The show being filmed from the perspective of the Jessops' teenage son, Sam, and his handheld camera, meant that the scene at the end of the pilot involving the crashing of the family's car off a cliff onto the beach below would only have one take available, and "required incredibly detailed planning for weeks before". Director Ella Jones said this way of filming was something the crew "wanted to embrace", but had to balance the "home-video look" with ensuring it worked well with "comedic timing", and the expectations of the "broad BBC1 audience" meaning the show needed to be "both distinctive but also accessible". This meant "second camera perspective[s]" were added into the narrative at some points that were not as restrictive to what the audience saw, with the aim overall for "choreographed chaos" to "create something that felt amateur and spontaneous, thus enabling our audience to believe the home video conceit but not be distracted by it".

=== Here We Go ===
The pilot's commission to series was announced in November 2021. Basden explained that the premise of the series was inspired by his grandfather filming their family holidays as a child, and the "videos were often very funny by accident", and that he "liked the idea of a family talking to the camera and being aware that they were being filmed as it puts them under even more pressure to project positivity while everything is going wrong around them". He said that he had "wanted to write a sitcom about a family going on holiday for some time, as I think there's something really funny and high stakes about people under pressure to have a good time together, and the stress and anger this tends to produce instead".

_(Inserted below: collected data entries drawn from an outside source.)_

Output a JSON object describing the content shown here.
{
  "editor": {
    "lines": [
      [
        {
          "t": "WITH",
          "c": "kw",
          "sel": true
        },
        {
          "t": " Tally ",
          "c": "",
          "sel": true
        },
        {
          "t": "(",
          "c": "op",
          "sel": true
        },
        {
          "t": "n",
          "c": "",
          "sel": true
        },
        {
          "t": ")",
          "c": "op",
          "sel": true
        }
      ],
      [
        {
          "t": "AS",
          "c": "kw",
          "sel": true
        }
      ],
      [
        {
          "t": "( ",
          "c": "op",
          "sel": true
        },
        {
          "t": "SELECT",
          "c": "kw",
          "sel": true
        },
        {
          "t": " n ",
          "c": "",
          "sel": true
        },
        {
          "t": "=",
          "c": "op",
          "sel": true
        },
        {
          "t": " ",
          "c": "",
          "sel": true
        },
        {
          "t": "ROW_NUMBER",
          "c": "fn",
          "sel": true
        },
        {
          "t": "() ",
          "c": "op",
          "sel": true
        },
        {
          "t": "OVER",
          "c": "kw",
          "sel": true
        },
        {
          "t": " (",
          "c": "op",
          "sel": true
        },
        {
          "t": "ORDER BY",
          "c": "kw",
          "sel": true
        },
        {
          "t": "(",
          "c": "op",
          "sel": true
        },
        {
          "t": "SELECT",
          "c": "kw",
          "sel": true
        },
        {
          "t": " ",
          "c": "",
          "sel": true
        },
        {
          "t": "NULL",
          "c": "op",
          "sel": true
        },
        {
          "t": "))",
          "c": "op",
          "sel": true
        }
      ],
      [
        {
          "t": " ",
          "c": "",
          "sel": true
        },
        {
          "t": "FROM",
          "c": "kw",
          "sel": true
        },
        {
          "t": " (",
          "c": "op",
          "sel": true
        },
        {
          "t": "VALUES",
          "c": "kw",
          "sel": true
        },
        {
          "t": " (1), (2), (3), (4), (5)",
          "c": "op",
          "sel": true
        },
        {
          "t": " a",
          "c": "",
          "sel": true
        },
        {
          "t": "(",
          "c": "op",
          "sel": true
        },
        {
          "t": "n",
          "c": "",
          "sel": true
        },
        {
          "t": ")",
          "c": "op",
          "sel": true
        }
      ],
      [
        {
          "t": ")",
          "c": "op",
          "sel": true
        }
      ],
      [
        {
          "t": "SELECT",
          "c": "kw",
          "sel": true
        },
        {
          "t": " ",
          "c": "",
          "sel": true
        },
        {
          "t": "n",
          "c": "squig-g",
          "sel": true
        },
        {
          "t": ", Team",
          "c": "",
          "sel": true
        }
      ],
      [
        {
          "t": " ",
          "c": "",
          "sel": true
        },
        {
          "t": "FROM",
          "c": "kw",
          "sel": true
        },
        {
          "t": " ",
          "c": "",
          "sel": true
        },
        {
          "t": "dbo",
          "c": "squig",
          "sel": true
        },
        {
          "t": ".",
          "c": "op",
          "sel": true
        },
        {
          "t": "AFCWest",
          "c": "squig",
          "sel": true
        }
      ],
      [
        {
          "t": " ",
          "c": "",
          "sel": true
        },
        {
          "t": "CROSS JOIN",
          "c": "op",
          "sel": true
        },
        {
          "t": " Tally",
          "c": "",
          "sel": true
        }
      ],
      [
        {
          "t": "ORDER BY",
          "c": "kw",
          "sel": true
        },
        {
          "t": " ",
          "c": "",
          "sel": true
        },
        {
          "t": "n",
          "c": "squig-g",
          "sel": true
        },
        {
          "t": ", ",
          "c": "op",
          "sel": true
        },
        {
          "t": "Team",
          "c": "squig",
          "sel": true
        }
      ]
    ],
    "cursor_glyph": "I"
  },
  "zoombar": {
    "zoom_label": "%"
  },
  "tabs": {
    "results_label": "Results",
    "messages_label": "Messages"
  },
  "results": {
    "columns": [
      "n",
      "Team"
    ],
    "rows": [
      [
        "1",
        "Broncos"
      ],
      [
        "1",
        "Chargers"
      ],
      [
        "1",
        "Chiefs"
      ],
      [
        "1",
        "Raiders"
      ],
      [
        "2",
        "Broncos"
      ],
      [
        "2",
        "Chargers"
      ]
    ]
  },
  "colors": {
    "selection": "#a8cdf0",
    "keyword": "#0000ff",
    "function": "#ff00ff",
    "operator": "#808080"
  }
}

The show's production team won an award at the Broadcast Tech Innovation Awards in 2022, with the Excellence in Audio Post-Production (Scripted) being awarded to Joe Cochrane and Elliot Bowell of Splice, who did post-production for Here We Go.

The second series was due to air in late 2023 but was pushed to early 2024. The third series was made available on BBC iPlayer on the morning of 25 July 2025, prior to the broadcast of the series starting later that day. The series was filmed from late October 2024. Filming on the fourth series was underway as of early July 2026.

=== U.S. version ===
In February, 2026, BBC Studios announced the development of a U.S. version in conjunction with Universal Television and Amy Poehler's production company Paper Kite.

== Reception ==
=== Viewership ===
The first series averaged 1.4 million viewers on the night of broadcast, rising to 1.7 million with on-demand viewership.

The third series saw viewership on iPlayer increase by 70% compared to the second series, and viewership among 16-34 year-olds double.

=== Critical reception ===
Flora Carr reviewing on behalf of the Radio Times called the pilot episode "a lockdown comedy special with gallows humour" and gave it three stars out of five, while Ed Cumming for The Independent called it "a valiant effort at exploring our current predicament" and gave it four out of five stars.

Rachel Sigee, reviewing the first full series for the i gave series four out of five stars, stating that "there's great charm to its characters and their eccentricities" but having the sitcom supposedly filmed by the son "feels like a meta-complication it doesn’t need". Benji Wilson for The Daily Telegraph rated the series five stars out of five and as "an instant stone-cold comedy classic".

Broadcasts Miriam McHugh said the show was "a criminally underrated gem" that "didn't get the credit due when it was released, but is an entertaining entrant to the mockumentary canon".